Surly Brewing didn’t invent the Russian imperial stout, but for many craft drinkers, it might as well have. Surly first released Darkness in 2006, and since then its annual revival has become Minnesota’s greatest beer ritual. People wait all night in the October cold to sample the new version (even though you really don’t have to), desperate to see how the brewery has updated the boozy, death-metal-inspired elixir.
It’s difficult to evaluate Darkness as a series because it changes so much from vintage to vintage. One year, the vanilla might be more pronounced. The next, it might be the smoke. Instead, you must view each release individually and evaluate it as a chapter in the Necronomicon that is Surly’s ever-evolving brewing record.

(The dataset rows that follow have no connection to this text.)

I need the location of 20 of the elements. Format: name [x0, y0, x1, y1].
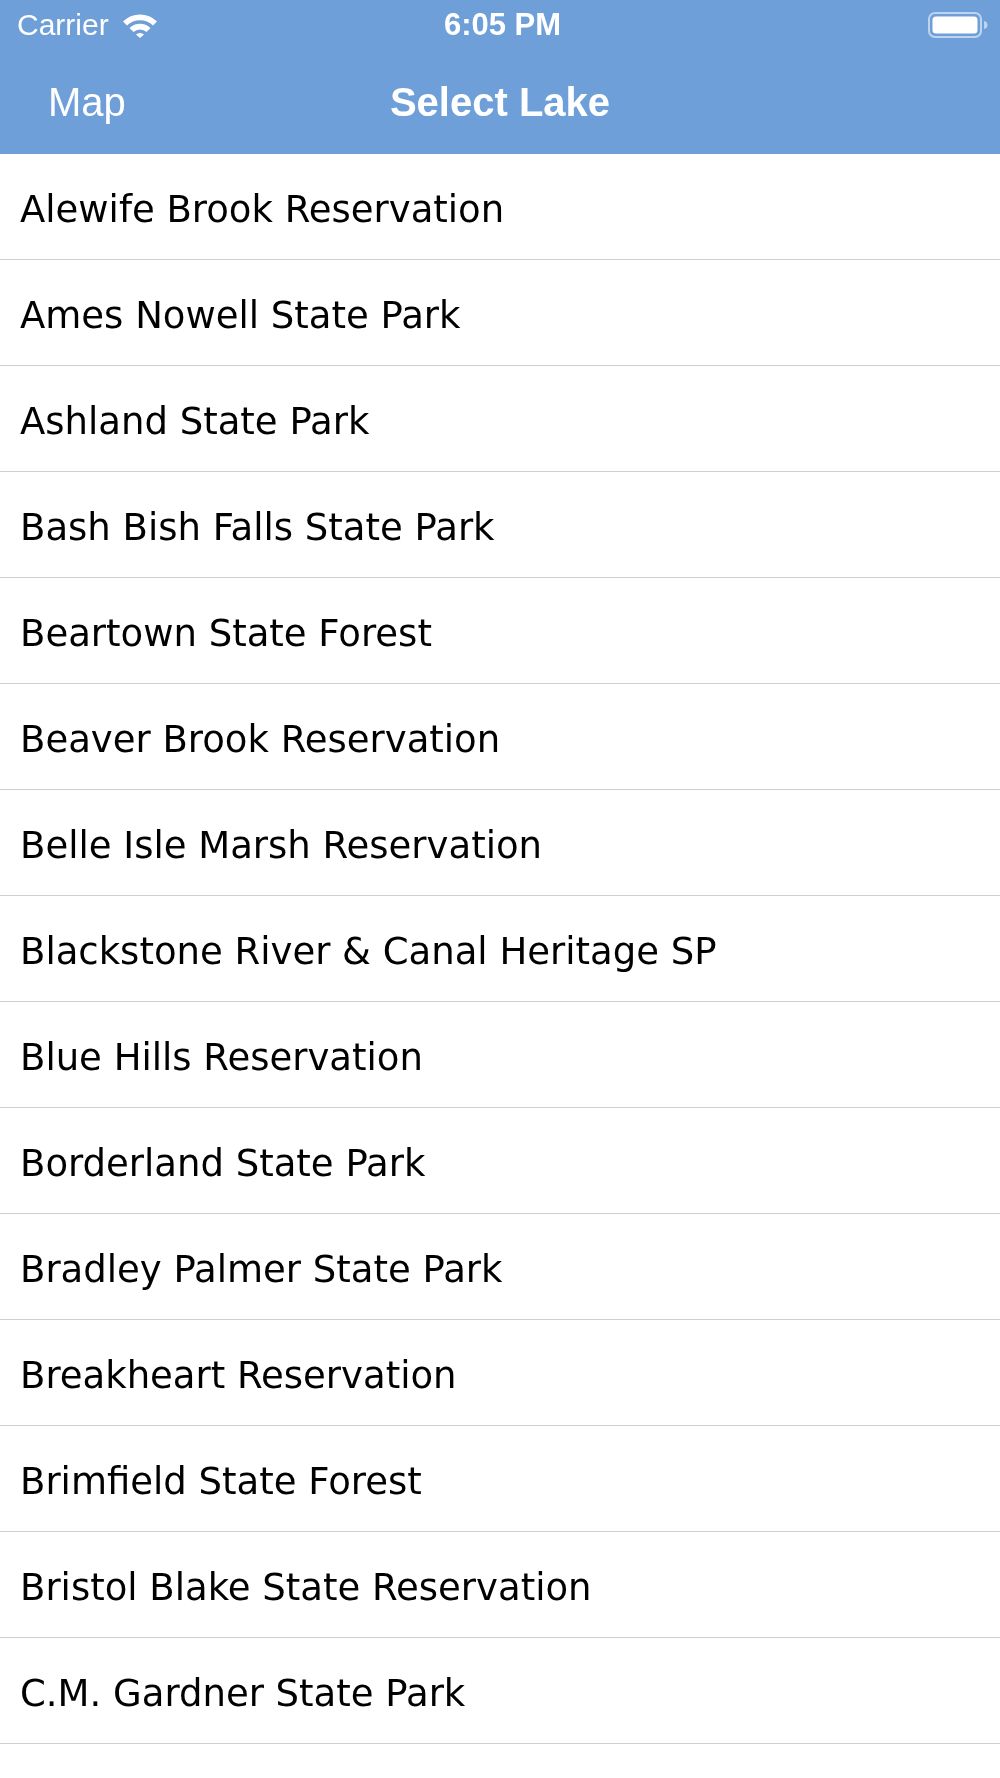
- lake-list-item[interactable]: Blue Hills Reservation: [0, 1002, 1000, 1108]
- lake-list-item[interactable]: Ames Nowell State Park: [0, 260, 1000, 366]
- battery-icon: [928, 12, 988, 38]
- lake-list-item[interactable]: Beartown State Forest: [0, 578, 1000, 684]
- lake-list-item[interactable]: C.M. Gardner State Park: [0, 1638, 1000, 1744]
- lake-list-item[interactable]: Bristol Blake State Reservation: [0, 1532, 1000, 1638]
- lake-list-item[interactable]: Ashland State Park: [0, 366, 1000, 472]
- lake-list-item[interactable]: Borderland State Park: [0, 1108, 1000, 1214]
- wifi-icon: [121, 12, 158, 38]
- lake-list-item[interactable]: Breakheart Reservation: [0, 1320, 1000, 1426]
- carrier-label: Carrier: [17, 7, 109, 43]
- lake-list-item[interactable]: Blackstone River & Canal Heritage SP: [0, 896, 1000, 1002]
- lake-list-item[interactable]: Belle Isle Marsh Reservation: [0, 790, 1000, 896]
- lake-list-item[interactable]: Bradley Palmer State Park: [0, 1214, 1000, 1320]
- lake-list-item[interactable]: Brimfield State Forest: [0, 1426, 1000, 1532]
- lake-list-item[interactable]: Alewife Brook Reservation: [0, 154, 1000, 260]
- lake-list-item[interactable]: Bash Bish Falls State Park: [0, 472, 1000, 578]
- screen-title: Select Lake: [389, 79, 611, 126]
- status-time: 6:05 PM: [443, 7, 562, 43]
- lake-list-item[interactable]: Beaver Brook Reservation: [0, 684, 1000, 790]
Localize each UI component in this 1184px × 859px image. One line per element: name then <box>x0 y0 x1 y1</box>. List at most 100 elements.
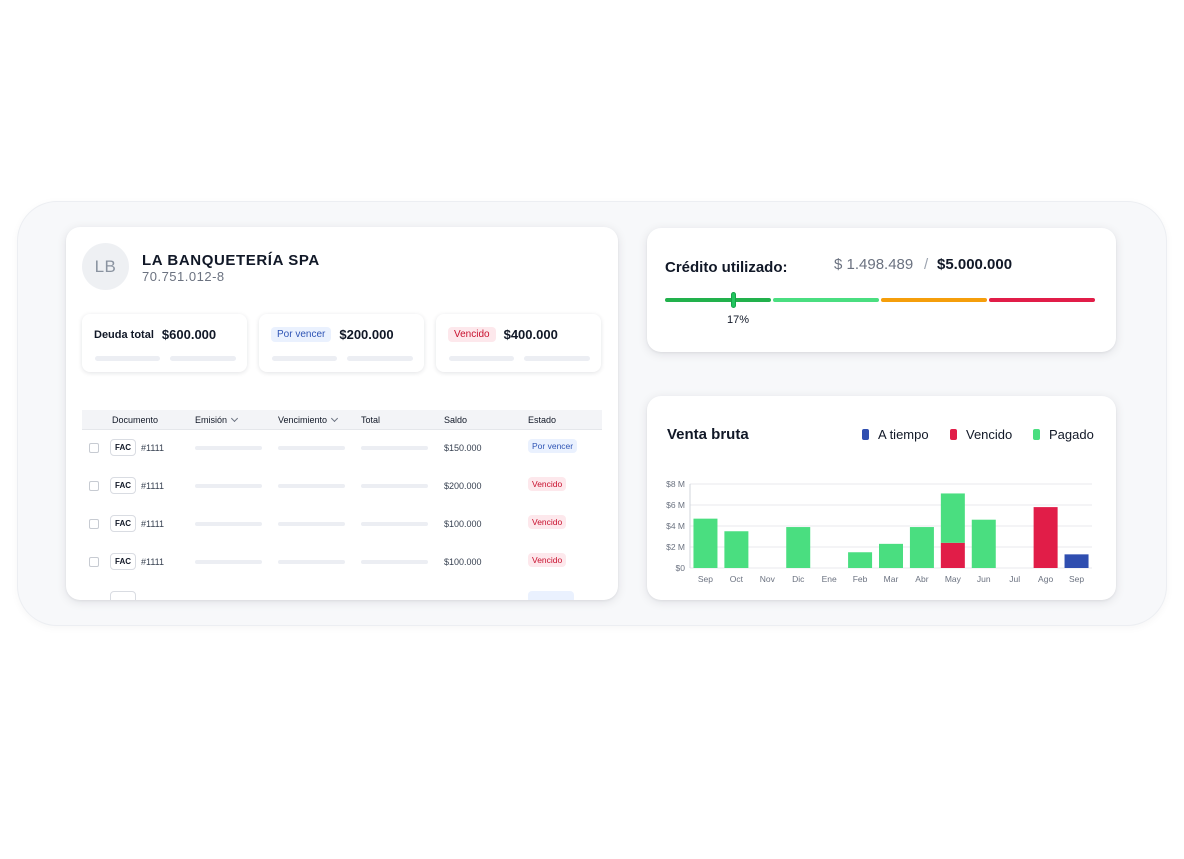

Darkness spills from the neck of the bottle with a brandy-like viscosity, a sure sign of its big, boozy backbone. In the glass, it stands by its name. Darkness is a soulless, daring dark. There is no glint of amber. No layer of golden brown. Underneath the toasted mocha head, there is only black.
Eleven different grains go into Darkness, including chocolate malt and roasted barley. Both are huge players in the sweet, roasty aroma. Of course, with that big of a malt bill, you get lots of alcohol, which gives the beer deeply satisfying esters of anise, raisin, bourbon, and spice cake. Darkness 2018 is promoted as having a “non-traditional dose of aromatic hops,” but you’d be hard pressed to detect any of the Warrior, Amarillo, or Simcoe underneath the onslaught of kilned malts.
Hellish branding aside, this is a very congenial beer—one that provides sweetness and comfort in place of fire and brimstone.”
This one will get you through the winter’s bleakest days. Darkness drinks like a flannel duvet, coating the throat and chest with generous, blood-thickening warmth. It's very common for Darkness fans to age new vintages for one or two years before consuming, and 2018 tastes like it might benefit from some time in the cellar. It leads with a lot of sweetness that could be mellowed by more booze emerging, though you’d be sacrificing the Simcoe bitterness that wipes the palate after each sip.
Surly would probably prefer we rate this beer a 666 rather than 99. This is a beer that comes with an unholy minotaur on the label and birthed its own antichrist. Hellish branding aside, this is a very congenial beer—one that provides sweetness and comfort in place of fire and brimstone. Abandon all skepticism, ye who purchase. Darkness 2018 subs in delight for despair.